Ongoing Measurement & Improvement
Track certification and assessment outcomes over time and flag when programs need revision
Partner with learning designers and project teams to translate your findings into program improvements
Bring a continuous improvement mindset — ship, measure, learn, iterate
What We're Looking For
Education
Master's degree in Learning Sciences, Educational Psychology, Educational Measurement, Psychometrics, or a closely related field — required
Coursework in quantitative research methods, psychometrics, and educational statistics — required
Familiarity with classical test theory (CTT) and ideally item response theory (IRT)
Quantitative Skills — Required This role requires genuine comfort with numbers. We're looking for someone who can do the following and show their work:
Item-level analysis: difficulty index, discrimination index, inter-rater reliability (Cohen's kappa, Krippendorff's alpha, ICC)
Assess and report on assessment validity and reliability — and know what to do when results look off
Analyze relationships between variables: correlation, regression, and basic predictive modeling
Work fluently in Excel or Google Sheets for data cleaning and summaries
Use Python, STATA or R for deeper analysis (basic proficiency expected; we'll grow this with you)

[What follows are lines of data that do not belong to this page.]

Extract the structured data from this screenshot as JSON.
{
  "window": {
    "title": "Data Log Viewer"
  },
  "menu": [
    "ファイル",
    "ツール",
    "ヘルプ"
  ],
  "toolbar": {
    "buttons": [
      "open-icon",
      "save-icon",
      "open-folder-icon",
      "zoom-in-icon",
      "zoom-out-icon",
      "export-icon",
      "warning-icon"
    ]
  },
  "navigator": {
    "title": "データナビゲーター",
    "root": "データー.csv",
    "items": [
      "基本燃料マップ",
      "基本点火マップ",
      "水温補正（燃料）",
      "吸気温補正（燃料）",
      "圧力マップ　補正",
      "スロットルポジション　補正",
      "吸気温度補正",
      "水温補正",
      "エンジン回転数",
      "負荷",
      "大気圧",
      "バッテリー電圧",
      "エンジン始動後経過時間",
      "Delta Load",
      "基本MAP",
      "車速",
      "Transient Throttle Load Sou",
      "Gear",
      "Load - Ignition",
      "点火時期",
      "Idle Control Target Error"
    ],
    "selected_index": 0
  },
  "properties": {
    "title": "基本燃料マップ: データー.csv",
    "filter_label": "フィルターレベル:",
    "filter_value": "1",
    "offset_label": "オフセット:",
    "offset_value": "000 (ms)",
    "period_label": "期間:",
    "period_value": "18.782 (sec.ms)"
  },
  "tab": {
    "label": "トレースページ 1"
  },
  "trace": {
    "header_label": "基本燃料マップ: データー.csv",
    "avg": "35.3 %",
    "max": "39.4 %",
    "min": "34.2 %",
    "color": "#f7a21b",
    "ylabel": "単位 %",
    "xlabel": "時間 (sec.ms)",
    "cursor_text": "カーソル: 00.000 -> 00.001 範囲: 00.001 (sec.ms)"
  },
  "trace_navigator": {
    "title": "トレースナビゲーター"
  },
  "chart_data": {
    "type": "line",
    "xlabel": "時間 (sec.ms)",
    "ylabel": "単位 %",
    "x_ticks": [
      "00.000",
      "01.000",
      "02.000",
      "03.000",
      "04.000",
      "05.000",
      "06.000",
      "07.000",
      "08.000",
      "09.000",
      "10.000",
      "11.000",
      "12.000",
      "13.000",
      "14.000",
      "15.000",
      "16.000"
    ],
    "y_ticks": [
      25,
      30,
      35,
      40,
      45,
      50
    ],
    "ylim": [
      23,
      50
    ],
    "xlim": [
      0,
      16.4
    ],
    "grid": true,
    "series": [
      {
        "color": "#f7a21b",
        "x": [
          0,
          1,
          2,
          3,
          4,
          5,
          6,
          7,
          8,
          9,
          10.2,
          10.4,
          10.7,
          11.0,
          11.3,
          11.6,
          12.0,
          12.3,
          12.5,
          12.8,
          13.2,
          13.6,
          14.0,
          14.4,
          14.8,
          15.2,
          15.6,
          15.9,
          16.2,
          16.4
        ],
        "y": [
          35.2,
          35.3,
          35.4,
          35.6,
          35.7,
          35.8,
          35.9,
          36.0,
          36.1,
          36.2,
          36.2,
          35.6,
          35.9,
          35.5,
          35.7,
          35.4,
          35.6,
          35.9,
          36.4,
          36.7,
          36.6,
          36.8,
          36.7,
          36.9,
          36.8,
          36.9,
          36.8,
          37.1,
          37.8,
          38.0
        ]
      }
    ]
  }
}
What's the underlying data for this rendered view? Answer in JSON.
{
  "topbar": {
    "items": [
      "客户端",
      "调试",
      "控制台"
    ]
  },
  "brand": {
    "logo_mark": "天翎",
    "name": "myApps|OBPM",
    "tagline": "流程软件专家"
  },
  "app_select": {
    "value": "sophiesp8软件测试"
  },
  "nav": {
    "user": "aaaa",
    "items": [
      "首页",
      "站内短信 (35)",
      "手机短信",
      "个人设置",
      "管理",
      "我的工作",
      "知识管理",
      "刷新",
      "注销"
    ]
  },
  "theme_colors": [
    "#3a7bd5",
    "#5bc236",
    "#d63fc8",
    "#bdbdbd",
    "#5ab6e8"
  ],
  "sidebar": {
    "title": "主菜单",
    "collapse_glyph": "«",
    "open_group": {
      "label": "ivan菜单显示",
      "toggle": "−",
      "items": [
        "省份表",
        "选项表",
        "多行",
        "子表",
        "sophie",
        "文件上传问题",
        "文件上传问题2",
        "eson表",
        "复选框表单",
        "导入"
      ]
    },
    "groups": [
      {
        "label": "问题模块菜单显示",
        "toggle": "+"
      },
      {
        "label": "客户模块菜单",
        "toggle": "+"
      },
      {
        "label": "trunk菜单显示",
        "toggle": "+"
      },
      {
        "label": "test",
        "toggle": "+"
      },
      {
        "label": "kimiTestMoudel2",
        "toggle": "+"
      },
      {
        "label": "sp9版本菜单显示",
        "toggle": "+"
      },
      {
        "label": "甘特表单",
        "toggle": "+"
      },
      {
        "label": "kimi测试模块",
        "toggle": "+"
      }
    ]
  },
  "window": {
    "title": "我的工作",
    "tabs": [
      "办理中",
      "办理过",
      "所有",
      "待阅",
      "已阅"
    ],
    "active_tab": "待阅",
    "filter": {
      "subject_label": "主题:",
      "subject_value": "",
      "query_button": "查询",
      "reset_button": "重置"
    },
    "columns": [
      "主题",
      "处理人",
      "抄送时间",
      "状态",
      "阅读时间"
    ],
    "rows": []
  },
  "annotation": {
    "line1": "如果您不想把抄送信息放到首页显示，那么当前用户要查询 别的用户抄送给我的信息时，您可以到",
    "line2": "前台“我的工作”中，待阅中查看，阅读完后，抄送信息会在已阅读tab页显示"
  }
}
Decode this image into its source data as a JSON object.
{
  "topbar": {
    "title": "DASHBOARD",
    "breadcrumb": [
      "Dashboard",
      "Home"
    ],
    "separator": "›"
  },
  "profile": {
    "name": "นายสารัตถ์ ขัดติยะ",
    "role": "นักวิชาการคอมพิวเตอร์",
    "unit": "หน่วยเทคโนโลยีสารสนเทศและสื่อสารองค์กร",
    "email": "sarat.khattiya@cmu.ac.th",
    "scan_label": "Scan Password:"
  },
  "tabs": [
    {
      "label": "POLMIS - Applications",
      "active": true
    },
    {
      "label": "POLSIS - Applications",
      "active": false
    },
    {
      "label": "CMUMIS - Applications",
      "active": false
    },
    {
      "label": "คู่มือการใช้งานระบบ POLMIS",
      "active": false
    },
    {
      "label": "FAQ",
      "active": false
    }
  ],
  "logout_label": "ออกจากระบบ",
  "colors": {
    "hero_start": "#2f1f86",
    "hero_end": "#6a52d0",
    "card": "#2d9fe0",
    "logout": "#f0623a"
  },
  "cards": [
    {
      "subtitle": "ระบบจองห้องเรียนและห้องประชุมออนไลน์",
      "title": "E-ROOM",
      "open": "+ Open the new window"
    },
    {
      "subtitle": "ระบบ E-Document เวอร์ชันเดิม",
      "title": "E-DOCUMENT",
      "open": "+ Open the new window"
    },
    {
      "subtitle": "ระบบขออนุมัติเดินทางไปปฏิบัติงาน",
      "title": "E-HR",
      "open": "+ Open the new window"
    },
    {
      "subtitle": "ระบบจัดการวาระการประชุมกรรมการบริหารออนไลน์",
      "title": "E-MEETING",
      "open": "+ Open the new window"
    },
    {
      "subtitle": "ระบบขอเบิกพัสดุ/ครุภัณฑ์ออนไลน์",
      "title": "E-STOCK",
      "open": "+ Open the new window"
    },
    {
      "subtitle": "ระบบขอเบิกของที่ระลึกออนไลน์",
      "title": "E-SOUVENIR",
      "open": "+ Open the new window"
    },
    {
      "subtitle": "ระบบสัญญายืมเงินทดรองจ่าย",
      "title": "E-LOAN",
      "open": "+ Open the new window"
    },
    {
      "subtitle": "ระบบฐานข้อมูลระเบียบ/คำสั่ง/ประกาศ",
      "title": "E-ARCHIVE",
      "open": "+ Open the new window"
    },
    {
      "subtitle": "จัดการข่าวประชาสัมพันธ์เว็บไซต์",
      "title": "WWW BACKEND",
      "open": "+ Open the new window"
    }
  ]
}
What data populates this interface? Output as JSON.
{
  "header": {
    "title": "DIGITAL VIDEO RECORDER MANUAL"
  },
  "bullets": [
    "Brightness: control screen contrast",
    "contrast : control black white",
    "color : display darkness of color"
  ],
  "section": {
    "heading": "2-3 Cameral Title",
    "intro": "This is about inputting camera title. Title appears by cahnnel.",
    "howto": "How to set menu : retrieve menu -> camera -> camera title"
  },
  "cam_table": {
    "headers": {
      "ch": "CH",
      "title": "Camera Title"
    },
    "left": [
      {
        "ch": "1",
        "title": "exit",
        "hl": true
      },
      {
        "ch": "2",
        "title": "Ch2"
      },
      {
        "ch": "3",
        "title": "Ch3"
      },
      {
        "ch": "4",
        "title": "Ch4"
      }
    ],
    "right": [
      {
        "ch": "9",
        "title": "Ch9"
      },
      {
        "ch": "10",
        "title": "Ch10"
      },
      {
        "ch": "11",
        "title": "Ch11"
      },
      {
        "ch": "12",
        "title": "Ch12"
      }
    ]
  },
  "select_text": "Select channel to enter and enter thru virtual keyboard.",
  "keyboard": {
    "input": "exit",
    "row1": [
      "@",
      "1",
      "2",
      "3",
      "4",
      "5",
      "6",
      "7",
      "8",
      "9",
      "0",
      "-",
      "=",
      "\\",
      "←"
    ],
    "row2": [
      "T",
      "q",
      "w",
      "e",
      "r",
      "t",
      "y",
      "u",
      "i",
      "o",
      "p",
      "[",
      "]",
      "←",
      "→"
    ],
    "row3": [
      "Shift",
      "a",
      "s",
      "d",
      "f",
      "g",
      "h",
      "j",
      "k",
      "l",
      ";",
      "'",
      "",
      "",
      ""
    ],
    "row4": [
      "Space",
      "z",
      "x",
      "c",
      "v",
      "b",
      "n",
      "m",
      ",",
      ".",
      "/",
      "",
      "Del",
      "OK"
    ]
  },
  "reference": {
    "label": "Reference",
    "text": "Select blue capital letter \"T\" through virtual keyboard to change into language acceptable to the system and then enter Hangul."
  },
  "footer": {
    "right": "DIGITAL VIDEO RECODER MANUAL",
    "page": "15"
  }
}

Translate quantitative findings into plain-language recommendations for non-technical stakeholders
We will ask you to demonstrate this. Finalists will complete a short take-home exercise involving a real assessment dataset — you'll analyze item performance, identify problems, and recommend improvements.
Experience
1–2 years of experience in assessment design, educational research, learning analytics, or a related role
Teaching or similar experience in a high-accountability environment (Teach For America, urban education, or similar) is a strong plus; people who've lived with assessment data in the classroom understand it differently
Experience designing assessments with a clear theory of what you're measuring — not just writing questions
A portfolio or work samples showing both assessment design and quantitative analysis — we want to see how you think
Skills
Deep understanding of measurement: validity, reliability, and what makes an assessment actually good
Ability to move between data and meaning — you can run the analysis and explain what it means for the program
Strong writing — you can communicate complex findings clearly to non-technical audiences
Systems thinker — you see how individual assessments connect to broader operational quality and expert performance
Comfortable with ambiguity and rapid iteration — this is a fast-moving environment and you'll need to ship and improve continuously
Nice to Have
Experience with item response theory (IRT) or latent variable modeling
Familiarity with data annotation, labeling, or AI evaluation workflows
Experience in tech, AI/ML, or data operations environments
Background in competency-based or mastery learning frameworks
Experience building and analyzing assessments
Why This Role
The quality of AI systems depends on the quality of the humans who train them. Your job is to measure that quality rigorously, understand what drives it, and help Mercor build smarter systems for developing expert performance. It's a rare opportunity to apply serious measurement science at a company operating at the frontier of AI development — where the stakes for getting it right are unusually high.